El Gobierno Municipal de Bahía de Banderas, encabezado por el alcalde Héctor Santana García, ha reconocido implícitamente la severidad de los daños al movilizar apoyo humanitario hacia municipios vecinos, confirmando que la población damnificada requiere una asistencia significativa.
La administración de Bahía de Banderas ha centrado sus esfuerzos en acciones preventivas internas tras las fuertes lluvias del sábado, destacando un trabajo «inmediato» y coordinado entre Protección Civil, Obras Públicas y OROMAPAS. El alcalde Santana resaltó que el personal operativo trabajó durante la noche destapando bocas de tormenta, un esfuerzo que, según el comunicado, es parte de una estrategia preventiva que inició meses atrás.

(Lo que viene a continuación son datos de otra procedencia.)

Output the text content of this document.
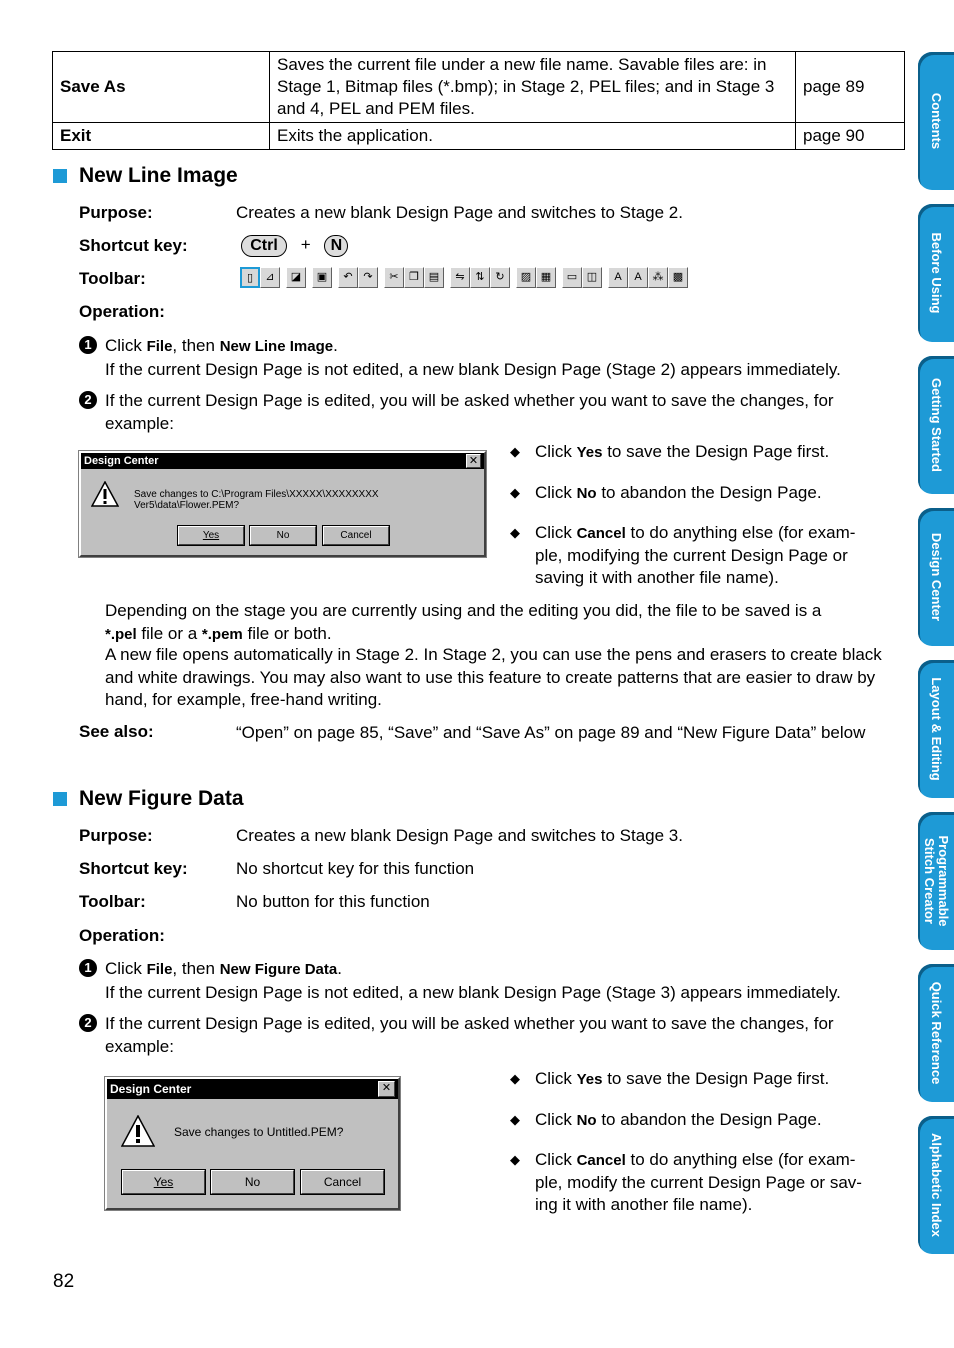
Save As	Saves the current file under a new file name. Savable files are: in Stage 1, Bitmap files (*.bmp); in Stage 2, PEL files; and in Stage 3 and 4, PEL and PEM files.	page 89
Exit	Exits the application.	page 90
New Line Image
Purpose:	Creates a new blank Design Page and switches to Stage 2.
Shortcut key:	Ctrl + N
Toolbar:	▯	⊿	◪	▣	↶ ↷	✂ ❐ ▤	⇋ ⇅ ↻	▨ ▦	▭ ◫	A	A ⁂ ▩
Operation:
1 Click File, then New Line Image.
If the current Design Page is not edited, a new blank Design Page (Stage 2) appears immediately.
2 If the current Design Page is edited, you will be asked whether you want to save the changes, for example:
Design Center	✕
Save changes to C:\Program Files\XXXXX\XXXXXXXX Ver5\data\Flower.PEM?
Yes	No	Cancel
◆ Click Yes to save the Design Page first.
◆ Click No to abandon the Design Page.
◆ Click Cancel to do anything else (for exam-
ple, modifying the current Design Page or
saving it with another file name).
Depending on the stage you are currently using and the editing you did, the file to be saved is a
*.pel file or a *.pem file or both.
A new file opens automatically in Stage 2. In Stage 2, you can use the pens and erasers to create black and white drawings. You may also want to use this feature to create patterns that are easier to draw by hand, for example, free-hand writing.
See also:	“Open” on page 85, “Save” and “Save As” on page 89 and “New Figure Data” below
New Figure Data
Purpose:	Creates a new blank Design Page and switches to Stage 3.
Shortcut key:	No shortcut key for this function
Toolbar:	No button for this function
Operation:
1 Click File, then New Figure Data.
If the current Design Page is not edited, a new blank Design Page (Stage 3) appears immediately.
2 If the current Design Page is edited, you will be asked whether you want to save the changes, for example:
Design Center	✕
Save changes to Untitled.PEM?
Yes	No	Cancel
◆ Click Yes to save the Design Page first.
◆ Click No to abandon the Design Page.
◆ Click Cancel to do anything else (for exam-
ple, modify the current Design Page or sav-
ing it with another file name).
Contents
Before Using
Getting Started
Design Center
Layout & Editing
Programmable Stitch Creator
Quick Reference
Alphabetic Index
82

El punto más relevante para el sector crítico es la decisión de la Presidencia Municipal de Bahía de Banderas de activar la solidaridad intermunicipal. El alcalde Santana expresó su «solidaridad» con los municipios hermanos de Puerto Vallarta, Compostela y San Blas, todos ellos con «afectaciones tras la tormenta», un reconocimiento que subraya la magnitud de los daños que la autoridad federal calificó de menores.
Para canalizar el apoyo, Bahía de Banderas ha anunciado la instalación de centros de acopio en distintas dependencias, solicitando donaciones a sus propios trabajadores antes de abrir la convocatoria al público. Esta acción de auxilio directo a los «damnificados» evidencia que la realidad de las comunidades en la región es más compleja y urgente de lo que la voz oficial sugiere.
En un vídeo publicado hace horas, se muestra una primera caravana de ayuda saliendo de Bahía de Banderas con colchones, en otro metraje se ve una fila humana para pasar las despensas en una zona perjudicada.